For anyone curious, it took 2048 A100 GPUs to train LLaMa, each GPU costs roughly $15k, facebook probably gets some sort of discount.
That's a $30Mil if you want to train at that scale. Also IIRC it took 23 days to train the biggest model. Someone else can do the power consumption cost calculations.
Electricity costs are basically irrelevant because the cards are so expensive.
A100 cards consume 250w each, with datacenter overheads we will call it 1000 kilowatts for all 2048 cards. 23 days is 552 hours, or 552,000 kilowatt hours total.
Most dataceneters are between 7 and 10 cents per kilowatt hour for electricity. Some are below 4. At 10 cents, that's $53,000 in electricity costs, which is nothing next to $30 million in capital costs.
No, I'm willing to bet the CO2 cost of the cards is also way higher than the electricity. Those things are built on the global supply chain, with materials potentially making multiple thousands of kms journeys between each step.
Long term I also imagine it's much cheaper to run these large model trainings on renewables. It's a very centralized process that doesn't necessarily need 100% availability.
The manufacturing process, however, is totally decentralized, and NVIDIA mostly manufactures in China where coal is cheap.
US grid mix produces about 0.855 pounds of CO2 per kWh[0]. So 552,000 kWh 452,640 pounds of CO2 which is 205.31 metric tons. At a cost of $40 per tonne[1] of CO2 that works out to $8,212.40 which is still small compared to the capital cost of the cards.
AWS us-west-2 is housed in The Dalles and Prineville, Oregon. Not only are they near a massive wind farm in the Columbia Gorge, but also quite near the Columbia river's many hydro-electric dams. Facebook and Apple also have Prineville data centers. They are built there intentionally. Electricity at many data centers is quite carbon-lean.
I always feel there is an opportunity cost here though. If that green energy wasn’t being used for compute it could be available to heat someone’s home instead of them using dirty sources.
$30m training cost is too high. Amazon's p4d.24xlarge is $32.77 an hour for 8 A100 GPUs. 2048 A100 GPUs for 23 days costs $4.6m at that rate. You might even get a discount.
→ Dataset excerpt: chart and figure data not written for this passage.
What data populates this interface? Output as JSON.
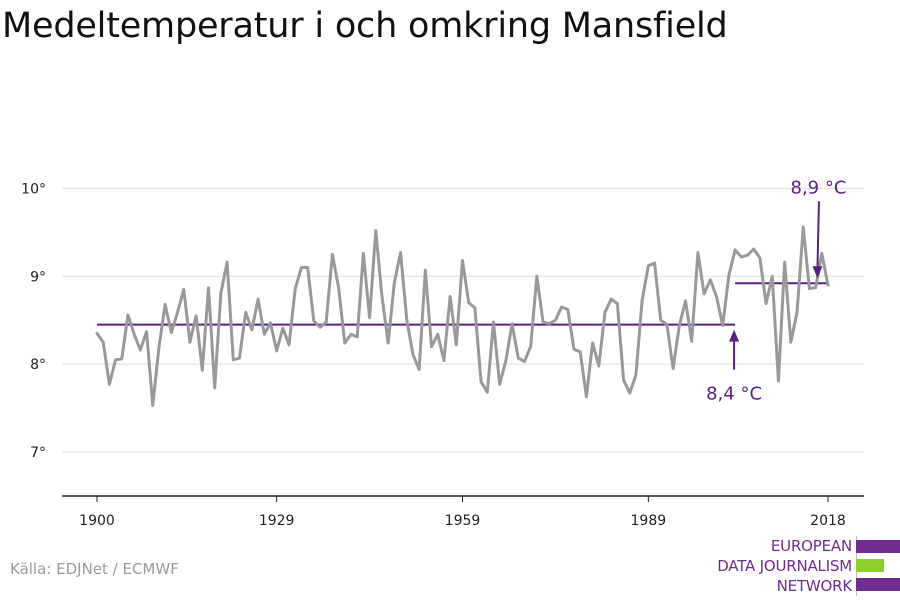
{
  "title": "Medeltemperatur i och omkring Mansfield",
  "source": "Källa: EDJNet / ECMWF",
  "logo": {
    "lines": [
      "EUROPEAN",
      "DATA JOURNALISM",
      "NETWORK"
    ],
    "text_color": "#6f2c91",
    "bar_colors": [
      "#6f2c91",
      "#8bd12a",
      "#6f2c91"
    ]
  },
  "colors": {
    "line": "#999999",
    "reference": "#5b1f80",
    "grid": "#dddddd",
    "axis": "#222222"
  },
  "chart_data": {
    "type": "line",
    "title": "Medeltemperatur i och omkring Mansfield",
    "xlabel": "",
    "ylabel": "",
    "xlim": [
      1900,
      2018
    ],
    "ylim": [
      6.5,
      10.3
    ],
    "grid": true,
    "x_ticks": [
      1900,
      1929,
      1959,
      1989,
      2018
    ],
    "x_tick_labels": [
      "1900",
      "1929",
      "1959",
      "1989",
      "2018"
    ],
    "y_ticks": [
      7,
      8,
      9,
      10
    ],
    "y_tick_labels": [
      "7°",
      "8°",
      "9°",
      "10°"
    ],
    "series": [
      {
        "x_start": 1900,
        "values": [
          8.35,
          8.25,
          7.77,
          8.05,
          8.06,
          8.56,
          8.34,
          8.16,
          8.37,
          7.53,
          8.19,
          8.68,
          8.36,
          8.59,
          8.85,
          8.25,
          8.55,
          7.93,
          8.87,
          7.73,
          8.81,
          9.16,
          8.05,
          8.07,
          8.59,
          8.39,
          8.74,
          8.34,
          8.47,
          8.15,
          8.41,
          8.22,
          8.86,
          9.1,
          9.1,
          8.49,
          8.42,
          8.48,
          9.25,
          8.87,
          8.24,
          8.34,
          8.31,
          9.26,
          8.53,
          9.52,
          8.77,
          8.24,
          8.93,
          9.27,
          8.51,
          8.11,
          7.94,
          9.07,
          8.2,
          8.34,
          8.04,
          8.77,
          8.22,
          9.18,
          8.7,
          8.64,
          7.8,
          7.68,
          8.48,
          7.77,
          8.04,
          8.46,
          8.07,
          8.03,
          8.2,
          9.0,
          8.48,
          8.46,
          8.5,
          8.65,
          8.62,
          8.17,
          8.14,
          7.63,
          8.24,
          7.98,
          8.59,
          8.74,
          8.69,
          7.82,
          7.67,
          7.88,
          8.73,
          9.12,
          9.15,
          8.5,
          8.45,
          7.95,
          8.44,
          8.72,
          8.26,
          9.27,
          8.8,
          8.96,
          8.77,
          8.44,
          9.01,
          9.3,
          9.22,
          9.24,
          9.31,
          9.21,
          8.69,
          9.0,
          7.81,
          9.16,
          8.25,
          8.59,
          9.56,
          8.86,
          8.87,
          9.26,
          8.9
        ]
      }
    ],
    "reference_lines": [
      {
        "label": "8,4 °C",
        "value": 8.45,
        "x_from": 1900,
        "x_to": 2003
      },
      {
        "label": "8,9 °C",
        "value": 8.92,
        "x_from": 2003,
        "x_to": 2018
      }
    ]
  }
}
At the same time I guarantee you they didn’t get it right the first time. I’m sure there were multiple (both serially and in parallel) runs as they worked out kinks and tuned hyper parameters.
Not to mention, the kind of expertise to run this for a major corporation doesn't come for free either? Facebook employs quite a few high profile ML researchers who undoubtedly make mid-high six figure salaries.
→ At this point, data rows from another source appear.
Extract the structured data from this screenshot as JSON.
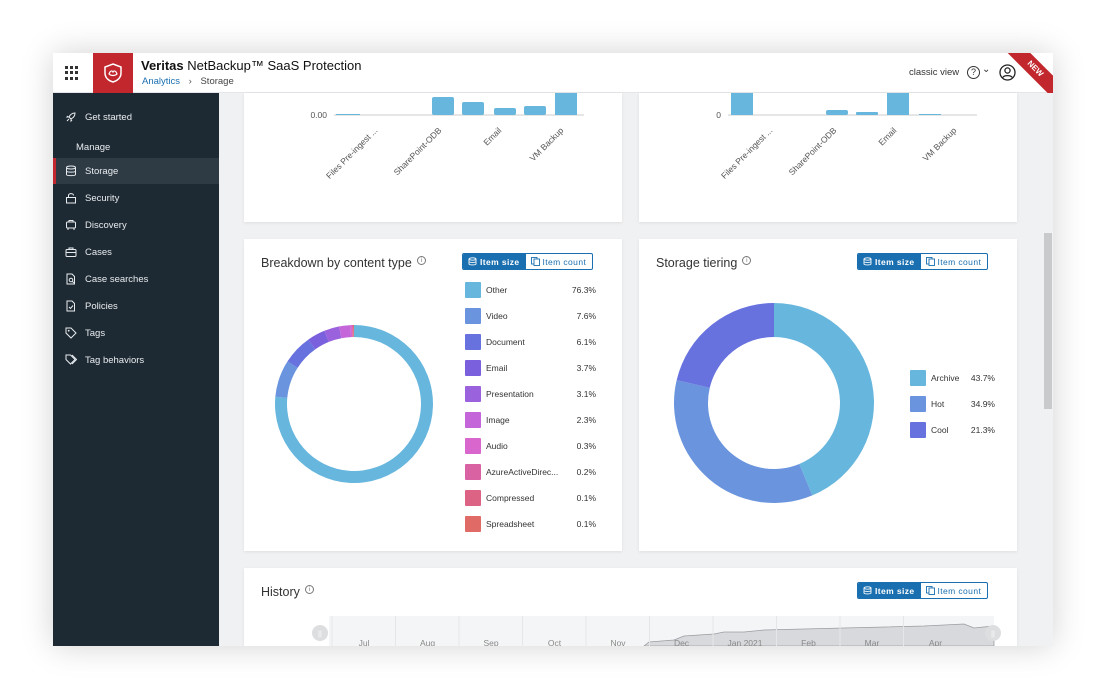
{
  "header": {
    "brand": "Veritas",
    "product": "NetBackup™ SaaS Protection",
    "breadcrumb": [
      "Analytics",
      "Storage"
    ],
    "classic_view": "classic view",
    "help": "?",
    "new_badge": "NEW"
  },
  "sidebar": {
    "section_manage": "Manage",
    "items": [
      {
        "label": "Get started",
        "icon": "rocket-icon"
      },
      {
        "label": "Storage",
        "icon": "database-icon",
        "active": true
      },
      {
        "label": "Security",
        "icon": "lock-icon"
      },
      {
        "label": "Discovery",
        "icon": "discovery-icon"
      },
      {
        "label": "Cases",
        "icon": "briefcase-icon"
      },
      {
        "label": "Case searches",
        "icon": "document-search-icon"
      },
      {
        "label": "Policies",
        "icon": "policy-document-icon"
      },
      {
        "label": "Tags",
        "icon": "tag-icon"
      },
      {
        "label": "Tag behaviors",
        "icon": "tags-icon"
      }
    ]
  },
  "toggle": {
    "item_size": "Item size",
    "item_count": "Item count"
  },
  "top_left_chart": {
    "y_tick": "0.00",
    "categories": [
      "Files Pre-ingest ...",
      "SharePoint-ODB",
      "Email",
      "VM Backup"
    ]
  },
  "top_right_chart": {
    "y_tick": "0",
    "categories": [
      "Files Pre-ingest ...",
      "SharePoint-ODB",
      "Email",
      "VM Backup"
    ]
  },
  "breakdown": {
    "title": "Breakdown by content type",
    "items": [
      {
        "label": "Other",
        "pct": "76.3%",
        "color": "#67b6dd"
      },
      {
        "label": "Video",
        "pct": "7.6%",
        "color": "#6a94de"
      },
      {
        "label": "Document",
        "pct": "6.1%",
        "color": "#6872df"
      },
      {
        "label": "Email",
        "pct": "3.7%",
        "color": "#7a60dd"
      },
      {
        "label": "Presentation",
        "pct": "3.1%",
        "color": "#9b62dd"
      },
      {
        "label": "Image",
        "pct": "2.3%",
        "color": "#c466da"
      },
      {
        "label": "Audio",
        "pct": "0.3%",
        "color": "#d866cc"
      },
      {
        "label": "AzureActiveDirec...",
        "pct": "0.2%",
        "color": "#d962a3"
      },
      {
        "label": "Compressed",
        "pct": "0.1%",
        "color": "#dd6385"
      },
      {
        "label": "Spreadsheet",
        "pct": "0.1%",
        "color": "#e06a65"
      }
    ]
  },
  "tiering": {
    "title": "Storage tiering",
    "items": [
      {
        "label": "Archive",
        "pct": "43.7%",
        "color": "#67b6dd"
      },
      {
        "label": "Hot",
        "pct": "34.9%",
        "color": "#6a94de"
      },
      {
        "label": "Cool",
        "pct": "21.3%",
        "color": "#6872df"
      }
    ]
  },
  "history": {
    "title": "History",
    "months": [
      "Jul",
      "Aug",
      "Sep",
      "Oct",
      "Nov",
      "Dec",
      "Jan 2021",
      "Feb",
      "Mar",
      "Apr"
    ]
  }
}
The point was that if you only need to train once, then it's cheaper to rent the GPUs than to buy them. If you need to train it multiple times, then the cost of buying the GPUs is amortized among runs.
In any case the cost per run is going to be lower than 30m
I'm sure that's the case. The latest sku I'm responsible for QC testing now contains 4x A100's in a 2U chassis. And oh man the number of QSFP ports it utilizes..
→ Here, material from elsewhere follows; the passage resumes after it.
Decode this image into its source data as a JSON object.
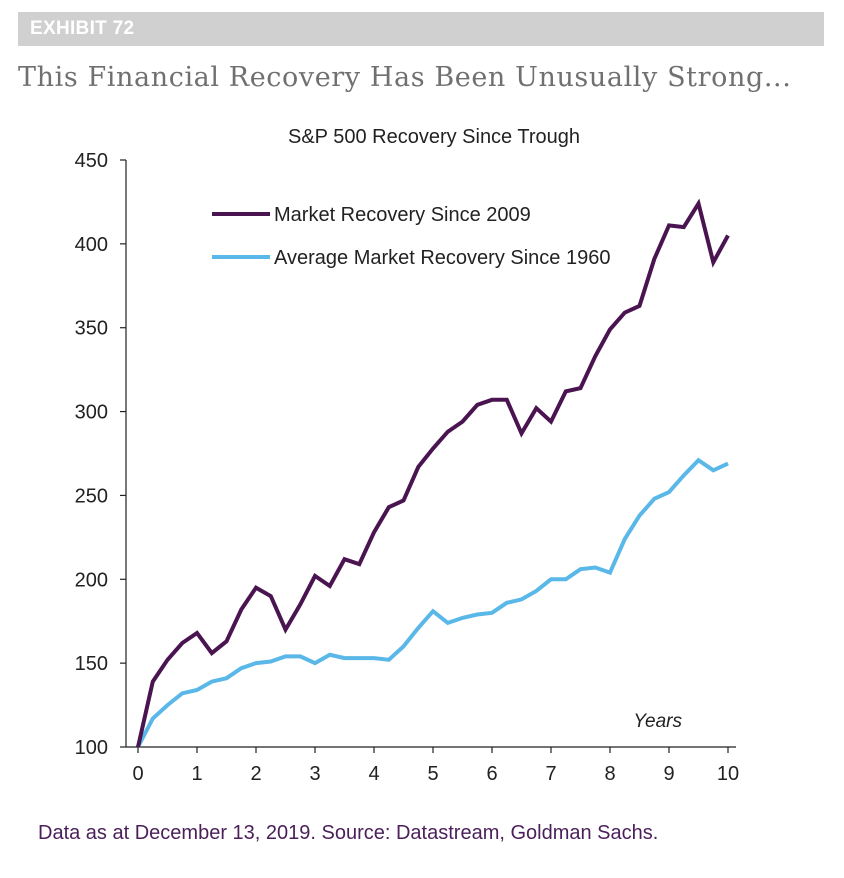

Azure is generally a pretty terrible cloud (poor UX, very slow for anything, multiple highly critical cross-tenant security issues, etc.) far behind the market leader, AWS, so they have to compensate with pricing (same reason why Oracle Cloud is so reasonably price, they're already so far behind their usual pricing wouldn't make any sense).
There's no reasonable way to get an estimate of what it actually costs FB.
1) The GPU's are not single use, they will amortize it over 3 yrs and there are other things that it will be used for that generate revenue.
2) The cost of the servers for these GPU's to run in with massive CPU, RAM, and storage requirements.
3) The overhead of building and operating all of that infrastructure in terms of people, electricity, cooling, etc.
4) The overhead of having dozens or hundreds of engineers & scientists who contributed to this.
One way you can distill the first three is to use AWS/Azure/GCP costs. But then you are still missing a major factor which is the humans that worked on it, and the human may very well exceed the hardware cost.
Plus there's a lot of highly specialized engineers required to keep all those GPUs up and running during training and the ML engineers who are skilled in deep learning + hardware, plus the systems for gathering/cleaning/labelling data. Gather enough engineers and now you need managers, PMs, etc.
That's a $30Mil if you want to train at that scale. Also IIRC it took 23 days to train the biggest model. Someone else can do the power consumption cost calculations.